Entschuldigungen gibt es nicht
Eine Entschuldigung für ihr rohes Vorgehen kam bisher nie. Im Gegenteil werden die Opfer nach Darstellung der US-Administration beschuldigt, ein „Terrorist“ oder „potenzieller Massenmörder“, zumindest aber selbst verantwortlich dafür zu sein, was ihnen widerfuhr.
Die illegale Migration in den Griff zu bekommen, war einer der Gründe, warum Trump wieder gewählt wurde. Dass er dabei einen Freibrief für den Einsatz zügelloser Gewalt gab, stößt hingegen selbst bei vielen seiner Anhänger auf Widerstand.
Ist eine rote Linie überschritten? Wird Trump seine herzlosen Schläger zurückpfeifen? Vielleicht früher oder später aus dem belagerten Minneapolis.
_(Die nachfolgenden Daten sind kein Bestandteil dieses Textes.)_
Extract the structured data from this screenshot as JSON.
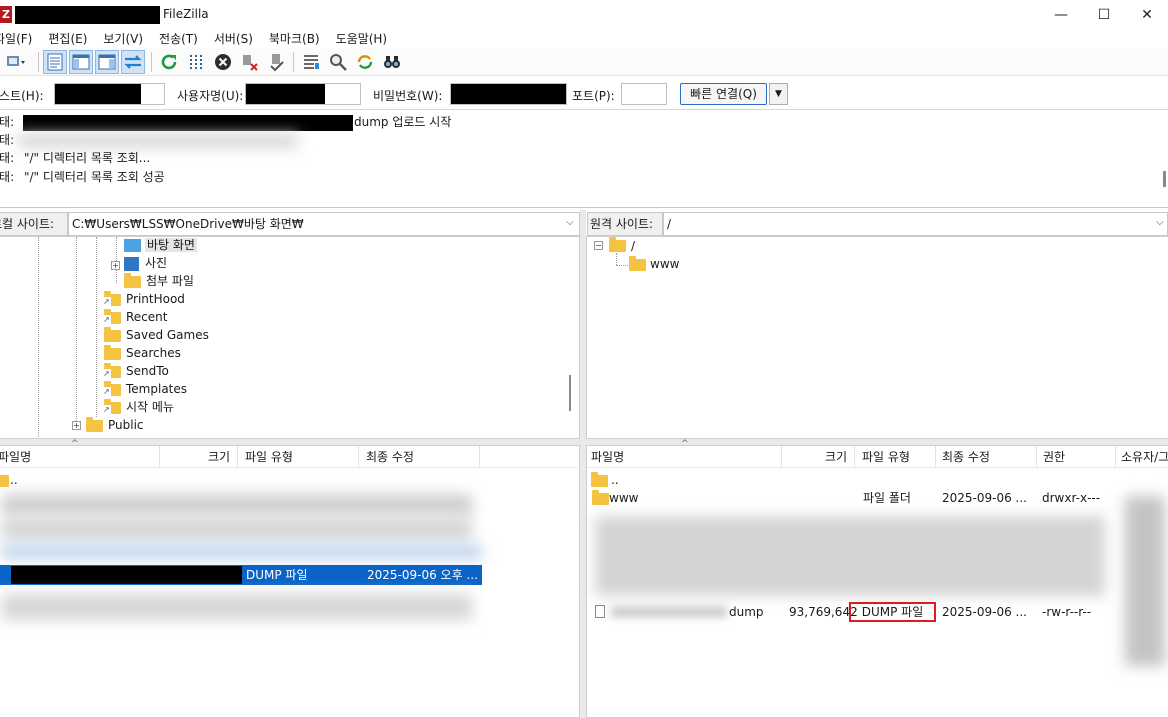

Doch eine generelle Abkehr von seinem Versprechen, die „größten Abschiebungen aller Zeiten“ durchzuführen, wird der US-Präsident mit Sicherheit nicht vornehmen.
Der Moment, als der 37-jährige US-Bürger Alex Pretti von ICE-Agenten erschossen wurde
Es sei denn, er spürt endlich schmerzhafte Gegenwehr – also aus seiner eigenen Partei und seiner eigenen Wählerschaft. Denn dass Trump zurückziehen kann, wenn ihm mit ernst zu nehmenden Gegenmaßnahmen gedroht wird, hat die jüngste Konfrontation um Grönland bewiesen, als Europa endlich einmal Zähne zeigte.
Dass Trump sich allerdings im eigenen Land einbremst, wird möglicherweise erst dann zu erwarten sein, wenn den USA all die billigen Arbeitskräfte ausgehen. Die, die ohne legale Aufenthaltspapiere putzen, babysitten und auf den Feldern ernten – sprich die millionenfache Arbeit zu einem Hungerlohn leisten, für die sich kein amerikanischer Bürger auch nur eine Stunde hergibt.